51% of active stock managers beat the Russell 1000 during the third quarter of 2013. It was the first time since the first quarter of 2012 that the majority managers beat the benchmark. The third quarter performance of active managers compares favorably to the 2013 year-to-date results where only 39% have managed to outperform the benchmark.
This was a good quarter for active funds. The average margin of outperformance came in at 0.7%, according to Morningstar, the mutual-fund research firm.
Why is this 0.7% quarterly outperformance so significant? Most equity mutual-fund managers are charging investors annual management fees anywhere between 0.7% to 1.5% and a sales load as high 5.75%. Hedge funds typically charge 2/20, a 2% fee plus 20% of performance. So, while stock picking appears to have at least temporarily made a return from the wilderness, basic mathematics remains lost at sea.
Index funds, which passively follow the makeup of a market index without making active investment decisions, have a huge cost advantage over their actively-traded counterparts. Many funds that are indexed to the S&P 500, for example, have annual expenses of less than 0.1%.

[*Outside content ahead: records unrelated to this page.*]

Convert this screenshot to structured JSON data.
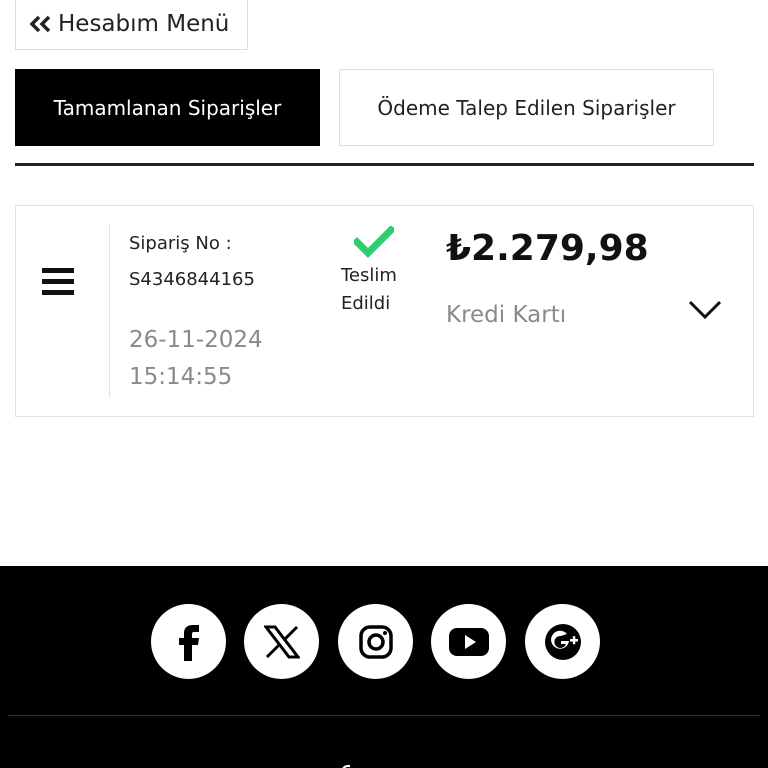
{
  "header": {
    "account_menu_label": "Hesabım Menü"
  },
  "tabs": [
    {
      "label": "Tamamlanan Siparişler",
      "active": true
    },
    {
      "label": "Ödeme Talep Edilen Siparişler",
      "active": false
    }
  ],
  "order": {
    "order_no_label": "Sipariş No :",
    "order_no": "S4346844165",
    "date": "26-11-2024",
    "time": "15:14:55",
    "status_line1": "Teslim",
    "status_line2": "Edildi",
    "amount": "₺2.279,98",
    "payment_method": "Kredi Kartı"
  },
  "footer": {
    "social_icons": [
      "facebook-icon",
      "x-icon",
      "instagram-icon",
      "youtube-icon",
      "google-plus-icon"
    ]
  },
  "colors": {
    "accent": "#000000",
    "status_green": "#2ecc71",
    "muted_text": "#8a8a8a",
    "footer_bg": "#000000"
  }
}
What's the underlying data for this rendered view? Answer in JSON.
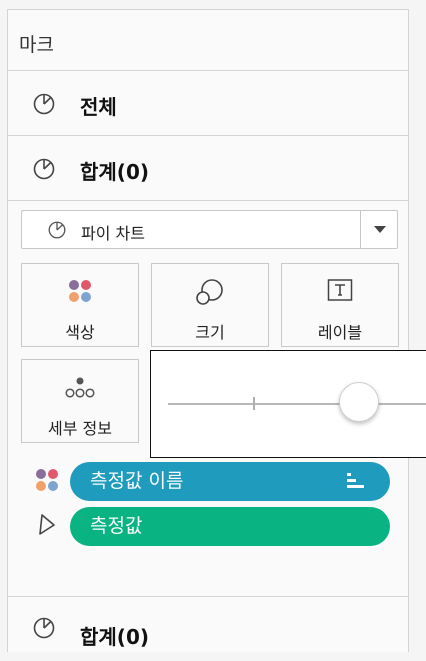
{
  "panel": {
    "title": "마크",
    "rows": [
      {
        "label": "전체",
        "icon": "pie-icon"
      },
      {
        "label": "합계(0)",
        "icon": "pie-icon"
      }
    ],
    "bottom_row": {
      "label": "합계(0)",
      "icon": "pie-icon"
    }
  },
  "mark_type": {
    "value": "파이 차트",
    "icon": "pie-icon"
  },
  "tiles": {
    "color": "색상",
    "size": "크기",
    "label": "레이블",
    "detail": "세부 정보"
  },
  "size_slider": {
    "level": 0.78
  },
  "shelf": [
    {
      "label": "측정값 이름",
      "color": "#1f9bbd",
      "icon": "color-dots-icon"
    },
    {
      "label": "측정값",
      "color": "#0ab482",
      "icon": "angle-icon"
    }
  ],
  "colors": {
    "dot_purple": "#8a6e9c",
    "dot_red": "#e0596b",
    "dot_orange": "#f0a06a",
    "dot_blue": "#7ea3cf"
  }
}
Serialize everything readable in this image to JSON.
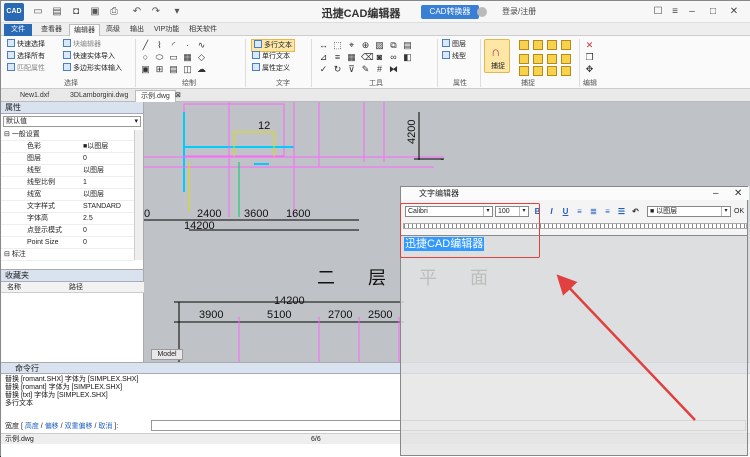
{
  "app": {
    "logo": "CAD",
    "title": "迅捷CAD编辑器",
    "convert_button": "CAD转换器",
    "login": "登录/注册"
  },
  "ribbon_tabs": [
    "文件",
    "查看器",
    "编辑器",
    "高级",
    "输出",
    "VIP功能",
    "相关软件"
  ],
  "ribbon": {
    "select_group": {
      "label": "选择",
      "items": [
        "快速选择",
        "选择所有",
        "匹配属性",
        "块编辑器",
        "快速实体导入",
        "多边形实体输入"
      ]
    },
    "draw_group": {
      "label": "绘制"
    },
    "text_group": {
      "label": "文字",
      "items": [
        "多行文本",
        "单行文本",
        "属性定义"
      ]
    },
    "tools_group": {
      "label": "工具"
    },
    "props_group": {
      "label": "属性",
      "items": [
        "图层",
        "线型"
      ]
    },
    "snap_group": {
      "label": "捕捉",
      "big_button": "捕捉"
    },
    "edit_group": {
      "label": "编辑"
    }
  },
  "doc_tabs": [
    "New1.dxf",
    "3DLamborgini.dwg",
    "示例.dwg"
  ],
  "properties": {
    "title": "属性",
    "default_value": "默认值",
    "sections": [
      "一般设置",
      "标注"
    ],
    "rows": [
      {
        "k": "色彩",
        "v": "■以图层"
      },
      {
        "k": "图层",
        "v": "0"
      },
      {
        "k": "线型",
        "v": "以图层"
      },
      {
        "k": "线型比例",
        "v": "1"
      },
      {
        "k": "线宽",
        "v": "以图层"
      },
      {
        "k": "文字样式",
        "v": "STANDARD"
      },
      {
        "k": "字体高",
        "v": "2.5"
      },
      {
        "k": "点登示模式",
        "v": "0"
      },
      {
        "k": "Point Size",
        "v": "0"
      }
    ]
  },
  "favorites": {
    "title": "收藏夹",
    "columns": [
      "名称",
      "路径"
    ]
  },
  "canvas": {
    "dims_top": [
      "2400",
      "3600",
      "1600"
    ],
    "dim_total_top": "14200",
    "dim_vertical": "4200",
    "dim_left_partial": "0",
    "room_number": "12",
    "plan_title": "二 层 平 面",
    "dim_total_mid": "14200",
    "dims_mid": [
      "3900",
      "5100",
      "2700",
      "2500"
    ],
    "model_tab": "Model"
  },
  "command": {
    "title": "命令行",
    "lines": [
      "替换 [romant.SHX] 字体为 [SIMPLEX.SHX]",
      "替换 [romant] 字体为 [SIMPLEX.SHX]",
      "替换 [txt] 字体为 [SIMPLEX.SHX]",
      "多行文本"
    ],
    "options_prefix": "宽度",
    "options": [
      "高度",
      "偏移",
      "双重偏移",
      "取消"
    ],
    "status_file": "示例.dwg",
    "status_page": "6/6"
  },
  "text_editor": {
    "title": "文字编辑器",
    "font": "Calibri",
    "size": "100",
    "layer": "以图层",
    "ok": "OK",
    "format_buttons": [
      "B",
      "I",
      "U"
    ],
    "content": "迅捷CAD编辑器"
  },
  "colors": {
    "accent": "#2a6ab4",
    "highlight": "#e04040",
    "selection": "#3399ff"
  }
}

For that extra expense, active managers are supposed to provide investors the benefits of the manager’s expertise in both stock selection and timing. Unfortunately, many actively-managed stock funds invest so closely to their particular index that their portfolios and returns are practically indistinguishable from their benchmark, according to Morningstar. That leaves investors in those funds with the worst of all possible worlds: They get an index fund but with the high cost of an actively managed fund.
Morningstar states that fund companies have an incentive to hug the indices in order to avoid underperforming them and losing customers. But, why pay high fees for active funds that are closet indexers?